Association of clinical prediction scores with hospital mortality in an adult medical and surgical intensive care unit in Kenya

Front Med (Lausanne). 2023 Apr 5:10:1127672. doi: 10.3389/fmed.2023.1127672. eCollection 2023.

Abstract

Importance: Mortality prediction among critically ill patients in resource limited settings is difficult. Identifying the best mortality prediction tool is important for counseling patients and families, benchmarking quality improvement efforts, and defining severity of illness for clinical research studies.

Objective: Compare predictive capacity of the Modified Early Warning Score (MEWS), Universal Vital Assessment (UVA), Tropical Intensive Care Score (TropICS), Rwanda Mortality Probability Model (R-MPM), and quick Sequential Organ Failure Assessment (qSOFA) for hospital mortality among adults admitted to a medical-surgical intensive care unit (ICU) in rural Kenya. We performed a pre-planned subgroup analysis among ICU patients with suspected infection.

Design setting and participants: Prospective single-center cohort study at a tertiary care, academic hospital in Kenya.

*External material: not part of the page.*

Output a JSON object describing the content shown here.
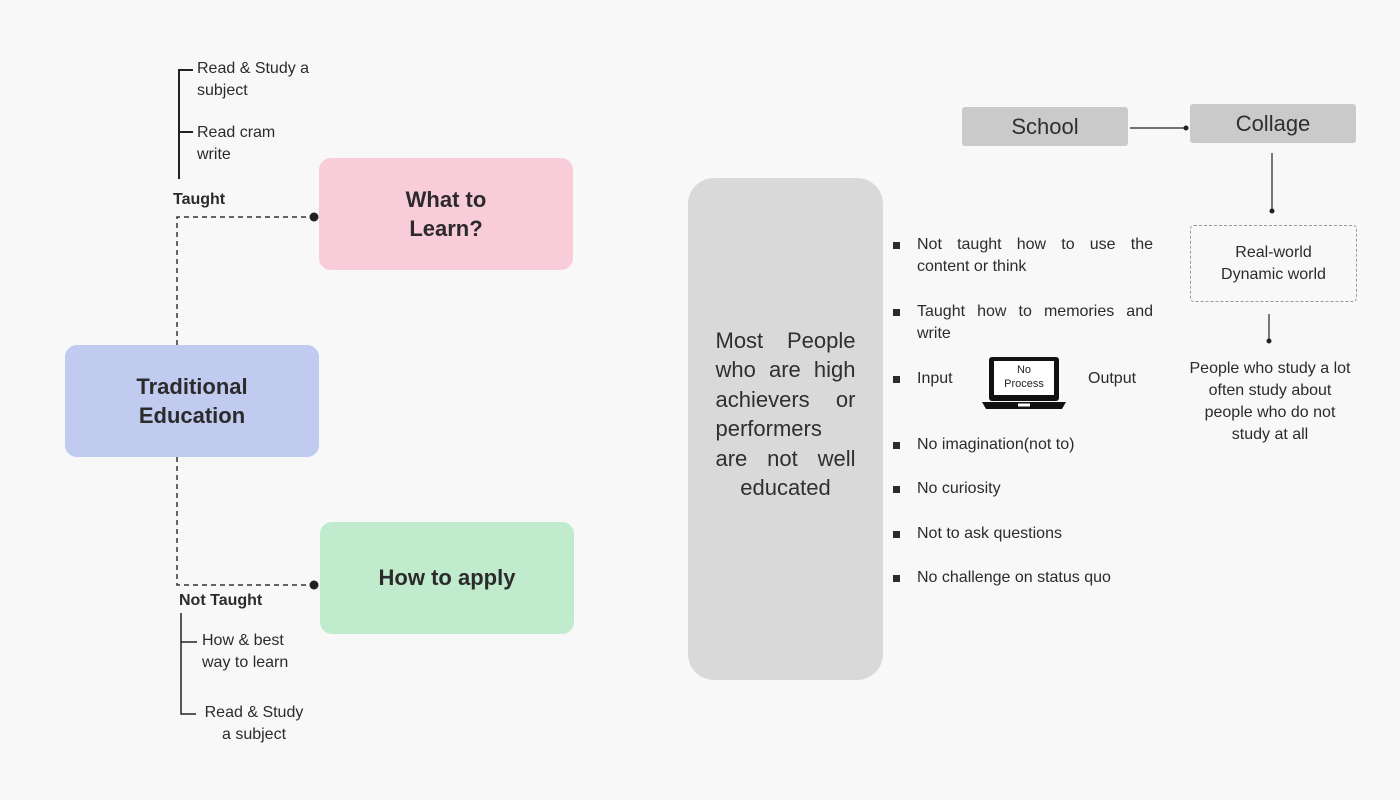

All adults 18 years and older admitted to the ICU January 2018-June 2019 were included.

Main outcomes and measures: The primary outcome was association of clinical prediction tool score with hospital mortality, as defined by area under the receiver operating characteristic curve (AUROC). Demographic, physiologic, laboratory, therapeutic, and mortality data were collected. 338 patients were included, none were excluded. Median age was 42 years (IQR 33-62) and 61% (n = 207) were male. Fifty-nine percent (n = 199) required mechanical ventilation and 35% (n = 118) received vasopressors upon ICU admission. Overall hospital mortality was 31% (n = 104). 323 patients had all component variables recorded for R-MPM, 261 for MEWS, and 253 for UVA. The AUROC was highest for MEWS (0.76), followed by R-MPM (0.75), qSOFA (0.70), and UVA (0.69) (p < 0.001). Predictive capacity was similar among patients with suspected infection.

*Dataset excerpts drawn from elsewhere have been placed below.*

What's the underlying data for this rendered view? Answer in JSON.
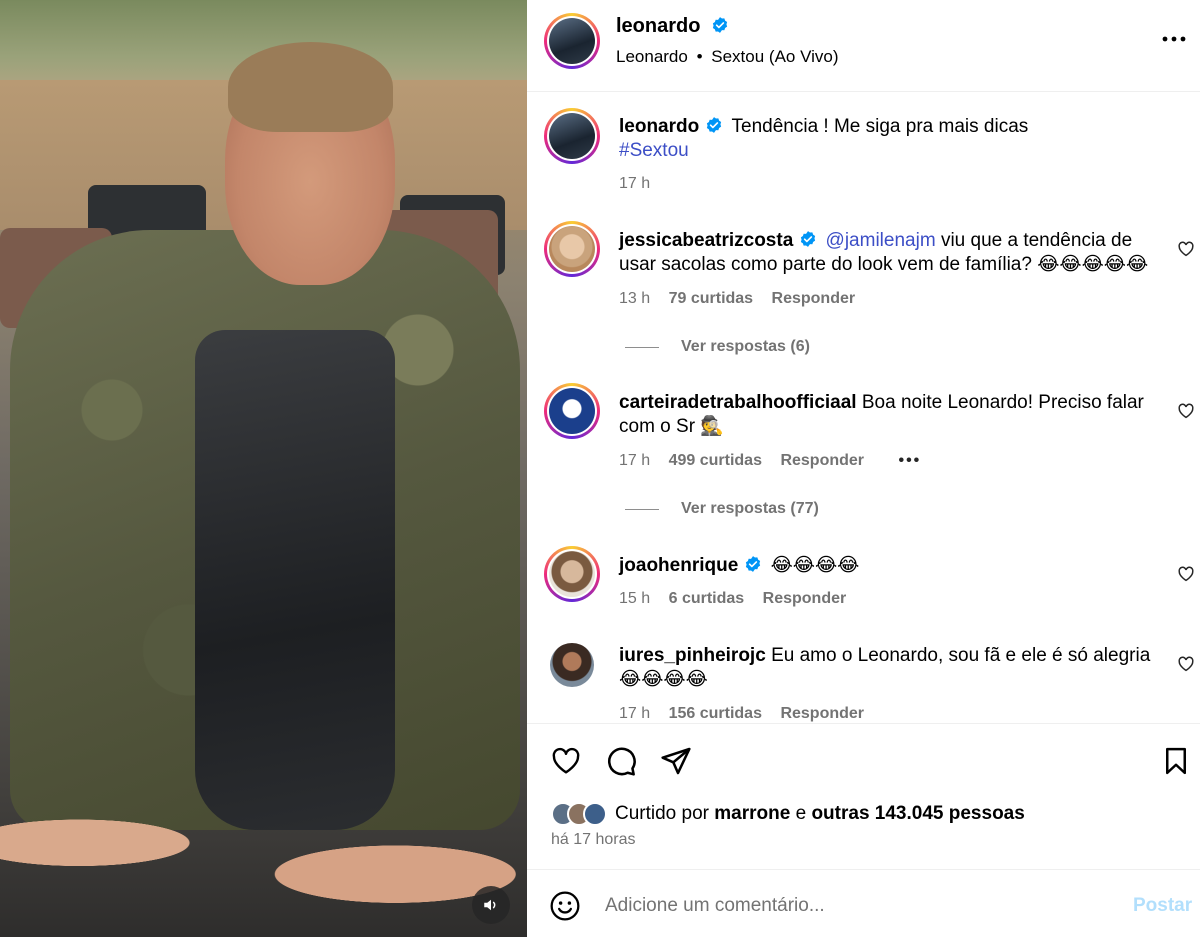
{
  "post": {
    "author": "leonardo",
    "audio_artist": "Leonardo",
    "audio_separator": "•",
    "audio_title": "Sextou (Ao Vivo)"
  },
  "caption": {
    "username": "leonardo",
    "text": "Tendência ! Me siga pra mais dicas",
    "hashtag": "#Sextou",
    "time": "17 h"
  },
  "comments": [
    {
      "username": "jessicabeatrizcosta",
      "verified": true,
      "mention": "@jamilenajm",
      "text": "viu que a tendência de usar sacolas como parte do look vem de família? 😂😂😂😂😂",
      "time": "13 h",
      "likes": "79 curtidas",
      "reply_label": "Responder",
      "view_replies": "Ver respostas (6)"
    },
    {
      "username": "carteiradetrabalhoofficiaal",
      "verified": false,
      "text": "Boa noite Leonardo! Preciso falar com o Sr 🕵️",
      "time": "17 h",
      "likes": "499 curtidas",
      "reply_label": "Responder",
      "more": "•••",
      "view_replies": "Ver respostas (77)"
    },
    {
      "username": "joaohenrique",
      "verified": true,
      "text": "😂😂😂😂",
      "time": "15 h",
      "likes": "6 curtidas",
      "reply_label": "Responder"
    },
    {
      "username": "iures_pinheirojc",
      "verified": false,
      "text": "Eu amo o Leonardo, sou fã e ele é só alegria 😂😂😂😂",
      "time": "17 h",
      "likes": "156 curtidas",
      "reply_label": "Responder"
    }
  ],
  "likes_summary": {
    "prefix": "Curtido por",
    "first_user": "marrone",
    "connector": "e",
    "others": "outras 143.045 pessoas",
    "posted_ago": "há 17 horas"
  },
  "composer": {
    "placeholder": "Adicione um comentário...",
    "post_label": "Postar"
  },
  "colors": {
    "verified": "#0095f6",
    "link": "#3c4ec6",
    "muted_text": "#737373",
    "post_button_disabled": "#b2dffc"
  },
  "icons": [
    "verified-badge-icon",
    "more-options-icon",
    "heart-icon",
    "comment-icon",
    "share-icon",
    "bookmark-icon",
    "emoji-icon",
    "volume-icon"
  ]
}
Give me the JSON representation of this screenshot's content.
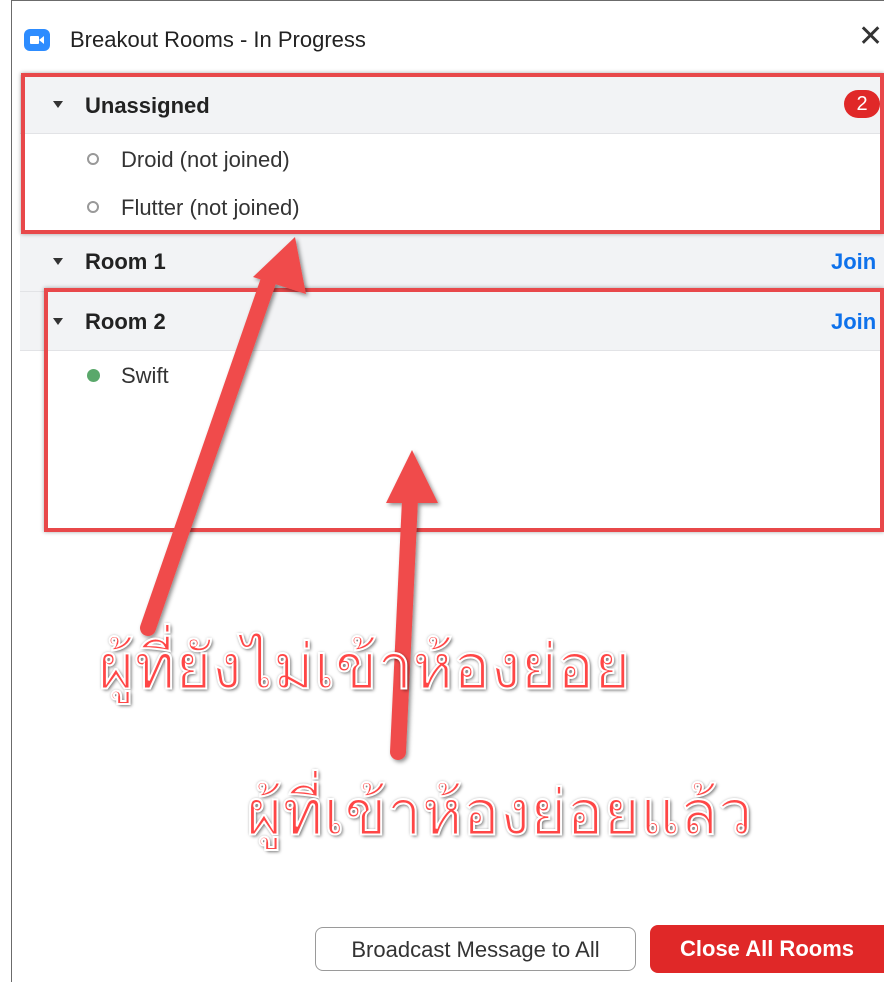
{
  "window": {
    "title": "Breakout Rooms - In Progress",
    "close_glyph": "✕",
    "app_icon": "zoom-camera-icon",
    "accent_color": "#2d8cff"
  },
  "sections": {
    "unassigned": {
      "label": "Unassigned",
      "badge": "2",
      "participants": [
        {
          "name": "Droid (not joined)",
          "status": "not-joined"
        },
        {
          "name": "Flutter (not joined)",
          "status": "not-joined"
        }
      ]
    },
    "room1": {
      "label": "Room 1",
      "join_label": "Join"
    },
    "room2": {
      "label": "Room 2",
      "join_label": "Join",
      "participants": [
        {
          "name": "Swift",
          "status": "joined"
        }
      ]
    }
  },
  "annotations": {
    "not_joined_text": "ผู้ที่ยังไม่เข้าห้องย่อย",
    "joined_text": "ผู้ที่เข้าห้องย่อยแล้ว",
    "highlight_color": "#e8484a"
  },
  "footer": {
    "broadcast_label": "Broadcast Message to All",
    "close_all_label": "Close All Rooms",
    "close_all_color": "#e02828"
  }
}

Conclusion and relevance: All tools had acceptable predictive capacity for hospital mortality, with variable observed availability of the component data. R-MPM and MEWS had high rates of variable availability as well as good AUROC, suggesting these tools may prove useful in low resource ICUs.

Keywords: Kenya; critical care; global health; mortality prediction; resource variable; severity of illness.